Nonostante l’ambientazione contemporanea, la storia della piccola Katja ha tutti gli elementi canonici della fiaba tradizionale: gli eventi iniziali avversi che rompono l’equilibrio, l’incontro con un “aiutante magico” che assiste il protagonista durante le sue peripezie, e infine lo scioglimento della vicenda e il reinserimento del protagonista. Per il connubio tra ambientazione contemporanea e folklore, il romanzo di Evgenija Nekrasova è stato inserito nella corrente del realismo magico. Questa è una definizione che piace alla stessa autrice, che però aggiunge un aggettivo in più: realismo magico sociale. La storia di Katja, infatti, diventa ancora più soffocante perché è inserita nel contesto della periferia moscovita, dove ogni cosa è ferma, immobile, sempre uguale e non sembra esserci via d’uscita. La casa, la scuola, tutti gli ambienti di Katja sono prigioni e tutti quelli che li abitano sono paralizzati nella loro condizione. È proprio la comparsa della Kikimora a cambiare, finalmente, le sorti della bambina, che sembrava già condannata a una vita mediocre e infelice.

Nel folklore slavo, la Kikimora è uno spirito malvagio che risiede nelle case. È di sesso femminile e viene spesso raffigurata come una vecchietta piccolissima e brutta, dal naso a forma di becco e vestita di stracci. La Kikimora è uno spirito molto dispettoso e prende di mira soprattutto chi non cura la propria casa, ma sa anche essere gentile e servizievole con chi lo merita. Nel racconto di Nekrasova, la Kikimora perde la sua connotazione negativa, e anzi ricopre il ruolo dell’aiutante magico alla perfezione, perché è proprio grazie a lei che Katja si scopre capace di fare cose che credeva impossibili.
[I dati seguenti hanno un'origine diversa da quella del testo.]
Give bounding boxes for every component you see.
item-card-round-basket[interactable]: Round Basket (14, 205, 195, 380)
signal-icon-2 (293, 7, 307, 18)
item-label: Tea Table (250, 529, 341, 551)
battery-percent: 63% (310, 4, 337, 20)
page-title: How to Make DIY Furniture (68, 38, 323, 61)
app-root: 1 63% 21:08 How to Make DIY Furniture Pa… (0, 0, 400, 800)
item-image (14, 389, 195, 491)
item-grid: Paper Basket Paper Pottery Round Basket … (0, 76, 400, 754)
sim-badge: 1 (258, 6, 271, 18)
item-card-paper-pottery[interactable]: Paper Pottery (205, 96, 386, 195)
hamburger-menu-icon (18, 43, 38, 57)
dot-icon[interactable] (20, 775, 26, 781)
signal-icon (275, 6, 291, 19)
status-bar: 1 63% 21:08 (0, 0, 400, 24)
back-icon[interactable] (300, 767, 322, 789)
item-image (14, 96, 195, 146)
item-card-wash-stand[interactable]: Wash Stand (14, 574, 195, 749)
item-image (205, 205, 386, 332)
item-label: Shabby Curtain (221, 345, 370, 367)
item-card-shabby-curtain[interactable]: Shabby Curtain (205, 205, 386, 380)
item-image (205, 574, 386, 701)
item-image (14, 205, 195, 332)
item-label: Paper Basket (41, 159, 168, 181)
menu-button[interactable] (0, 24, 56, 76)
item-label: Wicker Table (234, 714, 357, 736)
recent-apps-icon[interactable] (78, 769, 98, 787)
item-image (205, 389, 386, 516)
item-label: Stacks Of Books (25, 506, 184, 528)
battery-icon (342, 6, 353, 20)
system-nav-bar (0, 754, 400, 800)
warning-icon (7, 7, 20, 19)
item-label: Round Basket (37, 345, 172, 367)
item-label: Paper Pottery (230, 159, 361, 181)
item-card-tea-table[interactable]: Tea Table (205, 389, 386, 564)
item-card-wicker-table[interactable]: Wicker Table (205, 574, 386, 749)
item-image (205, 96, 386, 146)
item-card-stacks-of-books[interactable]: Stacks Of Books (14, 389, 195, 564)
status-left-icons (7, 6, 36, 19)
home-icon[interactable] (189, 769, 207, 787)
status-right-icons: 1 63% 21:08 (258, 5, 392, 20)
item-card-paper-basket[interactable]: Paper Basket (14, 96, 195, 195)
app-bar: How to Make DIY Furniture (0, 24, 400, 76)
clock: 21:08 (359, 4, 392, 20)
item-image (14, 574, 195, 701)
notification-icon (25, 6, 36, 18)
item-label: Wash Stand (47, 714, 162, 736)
Proprio come nelle fiabe, il mondo di Katja viene plasmato dalla sua percezione delle cose. Evgenja Nekrasova è bravissima a tradurre i sentimenti della bambina attraverso gli oggetti e i personaggi che la circondano. Come in questo passaggio, dove la paura si anima e diventa un essere strisciante pronta ad afferrarla:

La paura la guardava attraverso il vetro smerigliato. Perché poi il papà aveva voluto mettere proprio quelle porte? Per la paura era lo stesso, era liquida, strisciò tra il pavimento e la tavola di legno. Katja indietreggiò verso la finestra, al sole. Di colpo nel corridoio trillò il telefono. Katja si passò una mano tra i grovigli dei capelli. Il telefono continuava a trillare. La paura si girò, Katja spalancò la porta, scavalcò di corsa la sua testa e si fermò a un metro dalla fonte del trillo. E se fosse stata la mamma? Ma no, come la mamma, se Katja avrebbe dovuto essere ancora a scuola. Oppure la mamma aveva telefonato in sala insegnanti e in qualche modo aveva saputo che Katja era andata via. Il telefono saltellava, Katja sentì un solletichio al tallone senza ciabatta, si girò, vide la paura che si avvicinava strisciando e prese la cornetta.

La sperimentazione di Evgenja Nekrasova non si ferma alle immagini del testo, ma entra nella lingua e l’adatta al linguaggio di una bambina di nove anni un po’ sopra le righe. Così, per esempio, la maestra che le fa tanta paura diventa una «maestrosaura», che «ruggisce in rima» e afferra i diari degli alunni con i suoi «tentacoli».

La traduzione di Francesca Biagini riesce molto bene nella trasposizione di questi neologismi e storpiature, ma è anche molto acuta nell’adattamento dei riferimenti culturali, presenti già nel titolo. Infatti, il titolo russo è Kalečina-Malečina, che riprende i versi di un libro del 1907, che la Kikimora ripete sempre nel racconto: «Malečina-kalečina, skol’ časov do večera?», in italiano: «Ramettina-Fuscellina, di’ sincera, quanto manca alla sera?». La semplice trasposizione del titolo russo non avrebbe avuto alcun effetto nel lettore italiano, mentre così si viene subito introdotti in quello che è poi uno dei temi centrali del romanzo, quello della sera – che incarna le paure che la bambina dovrà superare.

Quanto manca alla sera è una lettura estremamente scorrevole, ma non per questo poco profonda. Il mondo di Katja è un mondo fragile e allo stesso tempo pieno di magia, dove la disperazione fa nascere realtà belle e inaspettate.